On Monday, June 12, 2017, the United States Supreme Court in a unanimous decision held that manufacturers making biosimilars of biologic drugs did not have to wait until after gaining federal approval of the biosimilar to notify the manufacturer of biologic reference products (Sponsor) that they intend to commercially market a biosimilar drug. The Court’s decision addresses two cases in the same opinion: Sandoz v. Amgen and Amgen v. Sandoz.
The cases involve the Biologics Price Competition and Innovation Act of 2009 (the Act). The Act created an abbreviated path to Food and Drug Administration (FDA) approval for “biosimilars” – products that are “highly similar” biological products previously approved by the FDA. In pertinent part, the Act states that biosimilar manufacturers must provide at least 180 days’ notice to the Sponsors manufacturing the corresponding biologic before commercially marketing a biosimilar. The Act also established a process for resolving patent disputes between manufacturer of biologics and biosimilars.
One question before the Court was whether the biosimilar manufacturer can provide the marketing notice before the biosimilar receives FDA approval, or whether it must delay notification until after its receives FDA approval.
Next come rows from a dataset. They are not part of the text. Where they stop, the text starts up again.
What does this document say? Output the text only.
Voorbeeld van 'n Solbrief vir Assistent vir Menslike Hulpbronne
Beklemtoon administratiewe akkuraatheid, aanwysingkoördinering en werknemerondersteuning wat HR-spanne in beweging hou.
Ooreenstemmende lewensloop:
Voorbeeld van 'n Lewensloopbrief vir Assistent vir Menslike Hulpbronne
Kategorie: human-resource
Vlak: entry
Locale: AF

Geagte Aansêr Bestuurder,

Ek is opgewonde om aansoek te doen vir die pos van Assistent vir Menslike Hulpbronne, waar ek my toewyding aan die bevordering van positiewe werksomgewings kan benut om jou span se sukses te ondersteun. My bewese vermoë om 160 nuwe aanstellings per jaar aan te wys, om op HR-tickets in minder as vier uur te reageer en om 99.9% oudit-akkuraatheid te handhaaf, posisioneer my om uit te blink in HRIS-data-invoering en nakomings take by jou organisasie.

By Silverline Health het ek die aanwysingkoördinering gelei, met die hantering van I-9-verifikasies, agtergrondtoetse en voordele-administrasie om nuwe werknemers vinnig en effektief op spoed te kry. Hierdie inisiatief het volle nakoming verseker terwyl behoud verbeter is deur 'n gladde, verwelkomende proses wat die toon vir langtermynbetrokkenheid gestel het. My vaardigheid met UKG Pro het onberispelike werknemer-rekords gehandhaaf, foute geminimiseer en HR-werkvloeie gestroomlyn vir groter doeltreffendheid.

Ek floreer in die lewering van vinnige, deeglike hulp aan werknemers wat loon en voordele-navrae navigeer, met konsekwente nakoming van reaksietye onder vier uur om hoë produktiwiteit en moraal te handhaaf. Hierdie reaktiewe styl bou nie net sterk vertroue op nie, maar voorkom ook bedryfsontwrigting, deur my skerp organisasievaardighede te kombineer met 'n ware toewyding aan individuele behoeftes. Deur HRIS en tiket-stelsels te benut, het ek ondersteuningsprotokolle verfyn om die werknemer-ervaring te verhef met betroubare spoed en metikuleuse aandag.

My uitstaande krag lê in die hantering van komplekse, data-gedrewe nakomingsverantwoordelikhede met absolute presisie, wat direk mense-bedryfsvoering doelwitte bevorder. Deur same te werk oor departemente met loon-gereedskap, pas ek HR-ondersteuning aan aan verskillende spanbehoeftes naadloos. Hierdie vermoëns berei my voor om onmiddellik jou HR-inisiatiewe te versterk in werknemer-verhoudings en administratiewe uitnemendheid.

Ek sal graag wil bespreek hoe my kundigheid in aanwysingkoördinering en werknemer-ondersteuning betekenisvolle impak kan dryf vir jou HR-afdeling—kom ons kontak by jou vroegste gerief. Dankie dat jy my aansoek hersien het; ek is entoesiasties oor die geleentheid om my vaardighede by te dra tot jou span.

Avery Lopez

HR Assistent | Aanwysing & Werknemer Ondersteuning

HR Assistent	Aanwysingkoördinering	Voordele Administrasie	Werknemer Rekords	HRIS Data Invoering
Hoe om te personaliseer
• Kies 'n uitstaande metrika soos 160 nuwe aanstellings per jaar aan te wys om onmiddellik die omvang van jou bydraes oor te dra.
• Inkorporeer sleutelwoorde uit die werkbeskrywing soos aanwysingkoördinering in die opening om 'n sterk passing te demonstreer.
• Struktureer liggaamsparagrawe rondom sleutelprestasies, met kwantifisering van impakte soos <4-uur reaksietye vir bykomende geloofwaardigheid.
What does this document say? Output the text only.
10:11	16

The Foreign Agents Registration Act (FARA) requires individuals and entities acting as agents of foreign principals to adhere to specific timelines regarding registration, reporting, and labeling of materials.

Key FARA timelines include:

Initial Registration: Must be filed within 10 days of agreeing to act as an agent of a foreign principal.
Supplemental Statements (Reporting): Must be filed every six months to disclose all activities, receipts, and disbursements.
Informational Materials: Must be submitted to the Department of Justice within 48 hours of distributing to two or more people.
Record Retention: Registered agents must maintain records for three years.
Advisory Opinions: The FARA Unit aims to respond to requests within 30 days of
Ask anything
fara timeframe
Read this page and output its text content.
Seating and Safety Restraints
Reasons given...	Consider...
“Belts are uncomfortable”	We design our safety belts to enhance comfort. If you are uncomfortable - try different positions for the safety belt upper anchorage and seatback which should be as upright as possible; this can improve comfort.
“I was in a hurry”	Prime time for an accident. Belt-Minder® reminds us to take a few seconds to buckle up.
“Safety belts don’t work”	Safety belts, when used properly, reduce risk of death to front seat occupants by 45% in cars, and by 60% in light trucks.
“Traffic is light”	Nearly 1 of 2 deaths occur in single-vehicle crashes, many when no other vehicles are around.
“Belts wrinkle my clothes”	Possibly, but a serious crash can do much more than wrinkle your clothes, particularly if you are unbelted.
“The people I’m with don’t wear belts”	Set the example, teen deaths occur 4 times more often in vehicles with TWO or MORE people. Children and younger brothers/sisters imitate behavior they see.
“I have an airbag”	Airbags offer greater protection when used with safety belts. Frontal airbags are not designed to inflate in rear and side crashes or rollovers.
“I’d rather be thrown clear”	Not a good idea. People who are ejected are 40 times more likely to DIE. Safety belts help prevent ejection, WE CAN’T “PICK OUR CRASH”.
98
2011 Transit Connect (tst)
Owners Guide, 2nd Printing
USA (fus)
Justice Clarence Thomas, delivering the opinion of the Court, stated that the biosimilar manufacturer may provide notice before receiving FDA approval. The decision states that the Act “contains a single timing requirement: The applicant must provide notice at least 180 days prior to marketing its biosimilar.” The Supreme Court’s ruling reversed a Federal Circuit Court of Appeals decision, which held that notice could not take place until after the biosimilar received FDA approval . The ruling also vacated and remanded a second issue regarding whether certain requirements in the patent infringement review sections of the Act can be enforced by an injunction. The case also leaves open questions under California’s unfair competition law.